Still, Ross emphasized that he is no opponent of free trade, so long as it is conducted fairly.

“We recognize that globalization is inevitable and we are for free trade, if everybody plays by the same rules,” he said. “But we oppose — and all free traders should oppose — the foul trade of government subsidies, illegal transshipments to avoid quotas and currency manipulation.”

Ross said his lobbying coalition, the Free Trade for America Coalition, is growing: It now has 70 members from the textile, steel, sugar, cattle, citrus, copper and brass industries as well as state manufacturing associations and state AFL-CIOs. “Our purpose is to make it politically unacceptable for foul trade to continue under the pretense of being free trade.”

On the apparel and textile front, he said that one of FREETAC’s key goals is to extend the deadline for the U.S. to lift quotas on Chinese imports. WTO nations are set to drop their quotas on garments and fabric in 2005.

“I believe that the quotas should not just go away on Jan. 1, 2005 as scheduled, because that would really be rewarding China for having failed to live up to its WTO obligations,” Ross said. “Instead, I believe the President should use the threat of the powerful safeguards that were built into China’s WTO entry…to negotiate a voluntary, more gradual phaseout over a bit longer time period.”

He further argued that the $69 billion domestic apparel and textile industries are not doing enough to make their voices heard in Washington.

“If all the domestic producers were to allocate one-tenth of 1 percent of revenues to lobbying, advertising and a p.r. campaign, we’d have a $69 million fund, a powerful weapon even by Washington standards. The actual amount being spent is a tiny fraction of this,” he said.

While Ross has been very politically active on the industry’s behalf in recent months, he acknowledged that lobbying alone will not save domestic textile manufacturers. He said domestic textile makers need to do three things to survive: consolidate, strengthen their brands and develop new technologies to set them apart from foreign competition.

“Historically, the industry has been very fragmented, both horizontally and vertically. There’s too many of everything.

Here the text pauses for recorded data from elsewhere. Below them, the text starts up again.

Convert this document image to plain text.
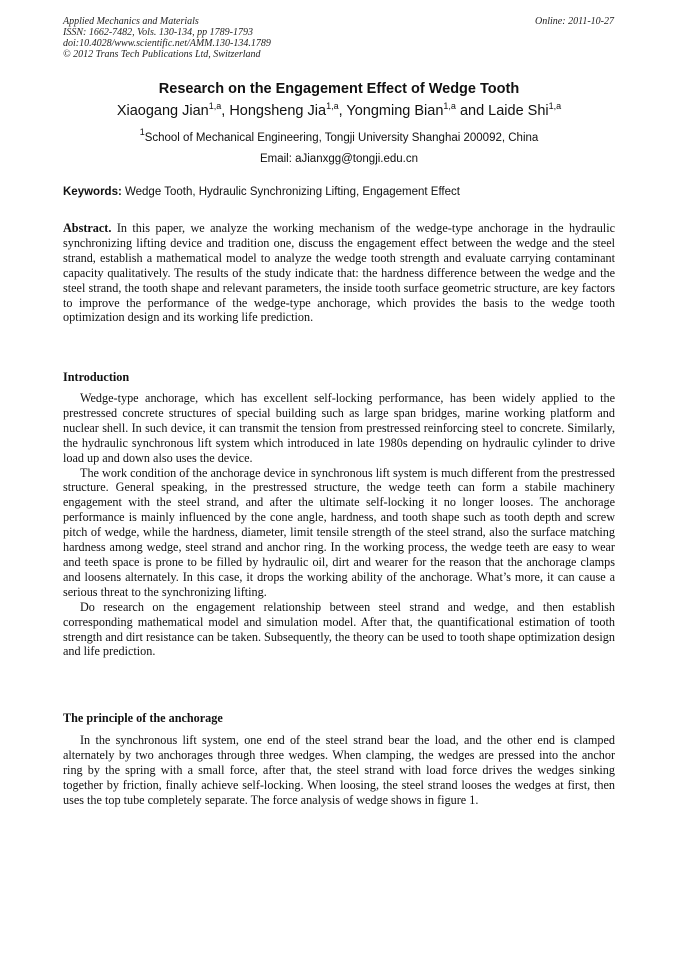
Applied Mechanics and Materials
ISSN: 1662-7482, Vols. 130-134, pp 1789-1793
doi:10.4028/www.scientific.net/AMM.130-134.1789
© 2012 Trans Tech Publications Ltd, Switzerland
Online: 2011-10-27
Research on the Engagement Effect of Wedge Tooth
Xiaogang Jian$^{1,a}$, Hongsheng Jia$^{1,a}$, Yongming Bian$^{1,a}$ and Laide Shi$^{1,a}$
$^1$School of Mechanical Engineering, Tongji University Shanghai 200092, China
Email: aJianxgg@tongji.edu.cn
Keywords: Wedge Tooth, Hydraulic Synchronizing Lifting, Engagement Effect
Abstract. In this paper, we analyze the working mechanism of the wedge-type anchorage in the hydraulic synchronizing lifting device and tradition one, discuss the engagement effect between the wedge and the steel strand, establish a mathematical model to analyze the wedge tooth strength and evaluate carrying contaminant capacity qualitatively. The results of the study indicate that: the hardness difference between the wedge and the steel strand, the tooth shape and relevant parameters, the inside tooth surface geometric structure, are key factors to improve the performance of the wedge-type anchorage, which provides the basis to the wedge tooth optimization design and its working life prediction.
Introduction

Wedge-type anchorage, which has excellent self-locking performance, has been widely applied to the prestressed concrete structures of special building such as large span bridges, marine working platform and nuclear shell. In such device, it can transmit the tension from prestressed reinforcing steel to concrete. Similarly, the hydraulic synchronous lift system which introduced in late 1980s depending on hydraulic cylinder to drive load up and down also uses the device.

The work condition of the anchorage device in synchronous lift system is much different from the prestressed structure. General speaking, in the prestressed structure, the wedge teeth can form a stabile machinery engagement with the steel strand, and after the ultimate self-locking it no longer looses. The anchorage performance is mainly influenced by the cone angle, hardness, and tooth shape such as tooth depth and screw pitch of wedge, while the hardness, diameter, limit tensile strength of the steel strand, also the surface matching hardness among wedge, steel strand and anchor ring. In the working process, the wedge teeth are easy to wear and teeth space is prone to be filled by hydraulic oil, dirt and wearer for the reason that the anchorage clamps and loosens alternately. In this case, it drops the working ability of the anchorage. What’s more, it can cause a serious threat to the synchronizing lifting.

Do research on the engagement relationship between steel strand and wedge, and then establish corresponding mathematical model and simulation model. After that, the quantificational estimation of tooth strength and dirt resistance can be taken. Subsequently, the theory can be used to tooth shape optimization design and life prediction.

The principle of the anchorage

In the synchronous lift system, one end of the steel strand bear the load, and the other end is clamped alternately by two anchorages through three wedges. When clamping, the wedges are pressed into the anchor ring by the spring with a small force, after that, the steel strand with load force drives the wedges sinking together by friction, finally achieve self-locking. When loosing, the steel strand looses the wedges at first, then uses the top tube completely separate. The force analysis of wedge shows in figure 1.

Therefore there needs to be horizontal integration so that a few larger operators, by using the most efficient equipment are using close to 100 percent of capacity,” he said. “There also needs to be vertical integration. In the future, there will probably be room only for one set of SG&A and one profit margin all the way through. I believe that the industry will go through unprecedented consolidation in the next few years, partly because of the onslaught of bankruptcies.”

As might be expected from an executive who has spent his career dealing with troubled companies, Ross spoke highly of bankruptcy, calling it “the corporate form of Darwinism.” Ross said from the beginning of 2002 through the end of September, textile and apparel companies carrying a debt load of $4.7 billion have filed bankruptcy. He predicted that metric would hit $10 billion by the end of 2005.

Overall, Ross argued that after a period of aggressive lobbying and consolidation, that the U.S. textile industry could continue to thrive.

“My ultimate vision of the industry therefore is one that is much more politically active, highly concentrated and integrated and focused on value added, from technology and design,” he said. “It will be a real challenge, but $69 billion of our economy and a couple of million jobs depend on it.”